Corresponding $$y_{1}=2-x_{1}$$ gives

$$A(1,1)\quad\text{and}\quad B(-1,3).$$

The length of chord $$AB$$ is therefore

$$AB=\sqrt{(-1-1)^{2}+(3-1)^{2}}=\sqrt{(-2)^{2}+2^{2}}=\sqrt{8}=2\sqrt{2}.$$

Now we are told that a point $$D$$ on the circle satisfies $$AD=AB=2\sqrt{2}.$$ Let $$D(x,y)$$ be such a point.

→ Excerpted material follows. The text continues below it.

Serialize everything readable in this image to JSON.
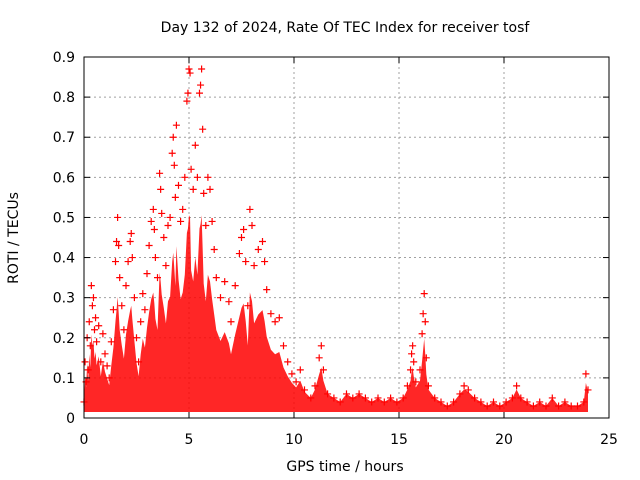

We require

$$\bigl(x-1\bigr)^{2}+\bigl(y-3\bigr)^{2}=4\quad\text{(because }D\text{ is on the circle)},$$ $$\bigl(x-1\bigr)^{2}+\bigl(y-1\bigr)^{2}=8\quad\text{(because }AD=2\sqrt{2}).$$

Subtracting the first equation from the second eliminates the $$\bigl(x-1\bigr)^{2}$$ term:

$$(y-1)^{2}-(y-3)^{2}=8-4,$$ $$y^{2}-2y+1-\bigl(y^{2}-6y+9\bigr)=4,$$ $$y^{2}-2y+1-y^{2}+6y-9=4,$$ $$4y-8=4,$$ $$4y=12,$$ $$y=3.$$

Substituting $$y=3$$ in the circle equation,

$$(x-1)^{2}=4,$$ $$x-1=\pm2,$$ $$x=3\quad\text{or}\quad x=-1.$$

The point $$(-1,3)$$ is already the point $$B,$$ so the new point is $$D(3,3).$$

Thus the vertices of $$\triangle ABD$$ are $$A(1,1),\;B(-1,3),\;D(3,3).$$

Using the coordinate (shoelace) formula, the area of a triangle with vertices $$(x_{1},y_{1}),\,(x_{2},y_{2}),\,(x_{3},y_{3})$$ is

$$\text{Area}=\frac12\Bigl|x_{1}(y_{2}-y_{3})+x_{2}(y_{3}-y_{1})+x_{3}(y_{1}-y_{2})\Bigr|.$$

Substituting $$A(1,1),\;B(-1,3),\;D(3,3)$$ we get

$$\text{Area}=\frac12\Bigl[\,1(3-3)+(-1)(3-1)+3(1-3)\Bigr]$$ $$=\frac12\bigl[\,0-2-6\bigr]=\frac12(-8)=4.$$

The absolute value has been taken in the last step. Therefore the area of $$\triangle ABD$$ is $$4.$$

Hence, the correct answer is Option C.